Some of the city’s most competitive and coveted high schools are specialized schools, like Stuyvesant and Bronx Science, that admit students solely based on the Specialized High Schools Admissions Test, or SHSAT.

This year, students who register for the test will take it in their middle school, as they did last year. Students must sign up by Nov. 15 and the test will be administered on Dec. 2. 

Previously, students who signed up for the test had to take it on a weekend at certain designated locations. (That will continue to be the case this year for students in charter schools, private schools, and those who are homeschooled.)

The controversial test is required by state law, and many blame it for the stark underrepresentation of Black and Latino students. They make up only about 10% of enrollment in specialized high schools, but almost 70% of students citywide. 
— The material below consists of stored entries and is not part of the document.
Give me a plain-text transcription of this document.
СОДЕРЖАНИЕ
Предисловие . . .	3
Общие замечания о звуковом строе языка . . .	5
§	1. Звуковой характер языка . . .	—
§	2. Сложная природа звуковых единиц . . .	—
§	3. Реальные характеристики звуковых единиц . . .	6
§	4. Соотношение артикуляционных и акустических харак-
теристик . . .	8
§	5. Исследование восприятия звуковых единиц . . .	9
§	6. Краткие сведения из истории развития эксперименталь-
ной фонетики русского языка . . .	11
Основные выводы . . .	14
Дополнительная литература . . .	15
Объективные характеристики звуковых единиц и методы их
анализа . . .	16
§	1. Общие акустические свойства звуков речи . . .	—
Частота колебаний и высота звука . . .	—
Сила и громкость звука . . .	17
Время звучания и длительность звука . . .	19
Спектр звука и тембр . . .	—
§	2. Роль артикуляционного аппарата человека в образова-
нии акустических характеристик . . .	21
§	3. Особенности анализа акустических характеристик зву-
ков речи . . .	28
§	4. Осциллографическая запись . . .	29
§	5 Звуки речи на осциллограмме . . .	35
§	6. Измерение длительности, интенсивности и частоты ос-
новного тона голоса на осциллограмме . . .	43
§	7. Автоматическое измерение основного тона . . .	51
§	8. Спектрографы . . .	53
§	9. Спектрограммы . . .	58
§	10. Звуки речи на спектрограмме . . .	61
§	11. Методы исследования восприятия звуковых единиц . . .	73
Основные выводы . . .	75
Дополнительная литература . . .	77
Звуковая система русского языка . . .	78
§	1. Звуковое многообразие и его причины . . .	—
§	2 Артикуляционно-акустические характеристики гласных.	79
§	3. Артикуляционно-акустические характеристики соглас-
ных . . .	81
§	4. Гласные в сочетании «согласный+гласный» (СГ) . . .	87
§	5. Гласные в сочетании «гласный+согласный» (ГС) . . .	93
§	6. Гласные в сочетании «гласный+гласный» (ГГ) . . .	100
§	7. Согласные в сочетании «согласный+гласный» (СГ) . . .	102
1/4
Specialized high schools — widely regarded as the Ivy League of public school options — also enroll fewer students from low-income families, students with disabilities, or those who are learning English as a new language, compared to the citywide averages. 

Since at least 2016, middle schools that historically sent few students to specialized schools have offered the test during the school day on campus, in efforts to boost the numbers of admitted Black and Latino students. 

Last year, while middle schools were closed because of a spike in coronavirus cases in the city, students had to go to their school to take it, in an effort to increase social distancing.